La soledad es una de las vivencias más difíciles de sobrellevar, al grado de que uno se pregunta cómo fue posible que los hombres y mujeres modernos aceptásemos describirnos y experimentarnos en la forma en que nos dibujó el autor de El discurso del método. ¿Vale la pena pagar el precio de quedarnos completamente solos allá adentro, con tal de alcanzar la certeza del yo? A primera  vista, la desolación parece ser un costo excesivo que tributamos a la búsqueda del fundamento de la verdad.

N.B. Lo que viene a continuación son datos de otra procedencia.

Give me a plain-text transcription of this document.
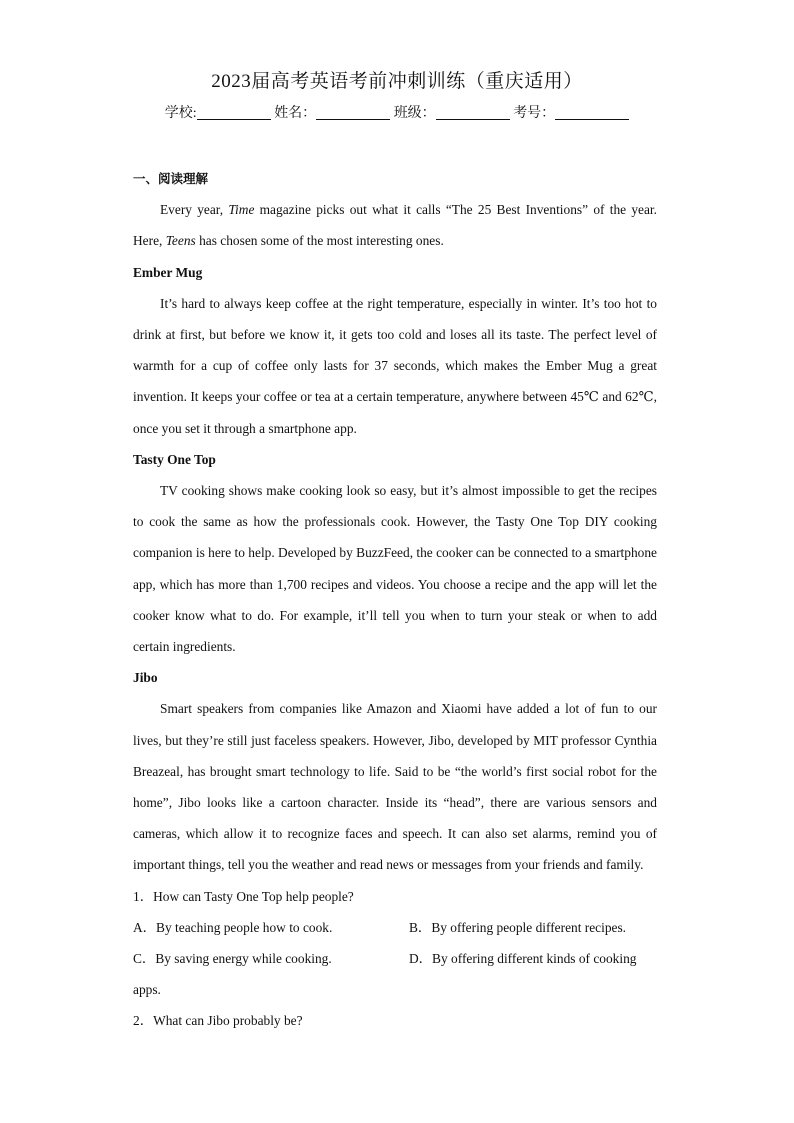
2023届高考英语考前冲刺训练（重庆适用）
学校:	姓名：	班级：	考号：

一、阅读理解

Every year, Time magazine picks out what it calls “The 25 Best Inventions” of the year. Here, Teens has chosen some of the most interesting ones.

Ember Mug

It’s hard to always keep coffee at the right temperature, especially in winter. It’s too hot to drink at first, but before we know it, it gets too cold and loses all its taste. The perfect level of warmth for a cup of coffee only lasts for 37 seconds, which makes the Ember Mug a great invention. It keeps your coffee or tea at a certain temperature, anywhere between 45℃ and 62℃, once you set it through a smartphone app.

Tasty One Top

TV cooking shows make cooking look so easy, but it’s almost impossible to get the recipes to cook the same as how the professionals cook. However, the Tasty One Top DIY cooking companion is here to help. Developed by BuzzFeed, the cooker can be connected to a smartphone app, which has more than 1,700 recipes and videos. You choose a recipe and the app will let the cooker know what to do. For example, it’ll tell you when to turn your steak or when to add certain ingredients.

Jibo

Smart speakers from companies like Amazon and Xiaomi have added a lot of fun to our lives, but they’re still just faceless speakers. However, Jibo, developed by MIT professor Cynthia Breazeal, has brought smart technology to life. Said to be “the world’s first social robot for the home”, Jibo looks like a cartoon character. Inside its “head”, there are various sensors and cameras, which allow it to recognize faces and speech. It can also set alarms, remind you of important things, tell you the weather and read news or messages from your friends and family.

1．How can Tasty One Top help people?

A．By teaching people how to cook.	B．By offering people different recipes.
C．By saving energy while cooking.	D．By offering different kinds of cooking

apps.

2．What can Jibo probably be?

Pero ésa no es toda la historia, porque si bien es cierto que el acceso privilegiado nos deja abandonados a nosotros mismos allí en la cueva interior del yo (de la conciencia, de la mente) y esa experiencia puede ser muy desagradable, incluso angustiante, también es verdad que el interior al que sólo puede ingresar cada uno nos reserva una satisfacción inesperada y sorprendente: la libertad. Porque aunque al de afuera que somos sea acaso posible cargarlo de cadenas, al de adentro, en tanto inaccesible desde el exterior, es imposible someterlo. Muchos escritores de nuestro tiempo han tratado el tema de la indomable libertad interior. Mencionemos ahora, entre otros textos, lo que escribe Julius Fucik en su obra Reportaje al pie de la horca. Siendo líder del Partido Comunista de Checoslovaquia durante la segunda guerra mundial, Fucik fue capturado por los nazis y enviado a un calabozo en espera de su ejecución. Su libro es la narración de los días previos a la muerte, en los que este combatiente social se esforzó continuamente por mostrar que por más grilletes con que fuera aherrojado su cuerpo, jamás sus captores lograrían mellar un ápice su libertad interior. Por eso su Reportaje al pie de la horca termina con este mensaje conmovedor e impresionante: “Por la alegría hemos luchado; que la tristeza jamás sea unida a nuestros nombres.”

Solos y a la vez absolutamente libres, sacudidos constantemente entre esos dos extremos, los seres de interioridad que somos transitamos por el mundo tratando de conocerlo, es decir, de incorporarlo a nuestro adentro.